Tara decía que su texto les parecía extraordinario a sus padres. Incluso le habían pedido a un amigo suyo, el cual, por lo visto, era un conocido escritor neoyorquino, que lo leyera y le echase una mano. Cuando el mío estuvo acabado, se lo di para que lo leyera antes de enviarlo al concurso. Me dijo que «no estaba mal». Por el tono que puso, me dio la impresión de estar oyendo a su padre. Cuando acabó el suyo, en cambio, se negó a enseñármelo. «No quiero que me copies», me explicó.
A principios del mes de junio de 2008, durante una gran ceremonia organizada en el auditorio del colegio, se dio a conocer con gran pompa el nombre del ganador del concurso. Me quedé muy sorprendida cuando vi que me llevaba el primer premio.
Una semana después, Tara se quejó en clase de que le habían robado el ordenador. Todos teníamos taquillas individuales en el pasillo, cerradas mediante un candado de combinación, y el director del colegio dispuso que se registrasen las mochilas y las taquillas de todos los alumnos de la clase. Cuando me llegó el turno de abrir la taquilla delante del director y del vicedirector, encontré dentro, horrorizada, el ordenador de Tara.
Se armó un escándalo tremendo. El director me llamó, al igual que a mis padres. Por mucho que juré que no había hecho nada, las pruebas eran abrumadoras. Hubo otra reunión con los Scalini, que se mostraron espantados. Aunque seguí protestando y proclamando mi inocencia, tuve que comparecer ante la junta disciplinaria. Me expulsaron una semana del colegio y me impusieron una serie de tareas comunitarias.

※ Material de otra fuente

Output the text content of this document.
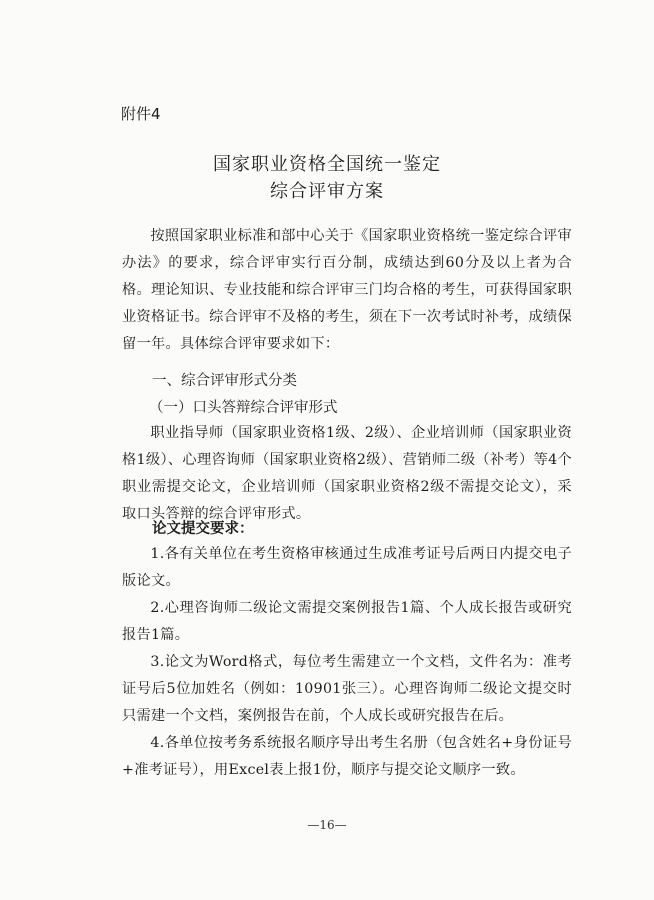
附件4
国家职业资格全国统一鉴定
综合评审方案
按照国家职业标准和部中心关于《国家职业资格统一鉴定综合评审办法》的要求，综合评审实行百分制，成绩达到60分及以上者为合格。理论知识、专业技能和综合评审三门均合格的考生，可获得国家职业资格证书。综合评审不及格的考生，须在下一次考试时补考，成绩保留一年。具体综合评审要求如下：
一、综合评审形式分类
（一）口头答辩综合评审形式
职业指导师（国家职业资格1级、2级）、企业培训师（国家职业资格1级）、心理咨询师（国家职业资格2级）、营销师二级（补考）等4个职业需提交论文，企业培训师（国家职业资格2级不需提交论文），采取口头答辩的综合评审形式。
论文提交要求：
1.各有关单位在考生资格审核通过生成准考证号后两日内提交电子版论文。
2.心理咨询师二级论文需提交案例报告1篇、个人成长报告或研究报告1篇。
3.论文为Word格式，每位考生需建立一个文档，文件名为：准考证号后5位加姓名（例如：10901张三）。心理咨询师二级论文提交时只需建一个文档，案例报告在前，个人成长或研究报告在后。
4.各单位按考务系统报名顺序导出考生名册（包含姓名+身份证号+准考证号），用Excel表上报1份，顺序与提交论文顺序一致。
—16—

Lo peor fue que mis amigos me dieron la espalda: ya no se fiaban de mí. Ahora me apodaban «la ladrona». Tara, por su parte, contaba a cuantos quisieran oírla que me perdonaba. Que, si se lo hubiera pedido, me habría prestado el ordenador. Yo sabía que mentía. Además de mí, solo había otra persona que supiera la combinación del candado de mi taquilla; y esa era, precisamente, Tara.
Me vi muy sola. Muy confundida. Pero aquel episodio, más que debilitarme, me estimuló para escribir más. Las palabras se convirtieron en mi refugio. Iba con frecuencia a la biblioteca del colegio para aislarme y escribir.
Pocos meses después, cambiaron las tornas para los Scalini.
En octubre de 2008 la tremenda crisis financiera afectó de lleno a Gerald Scalini, que perdió gran parte de su fortuna.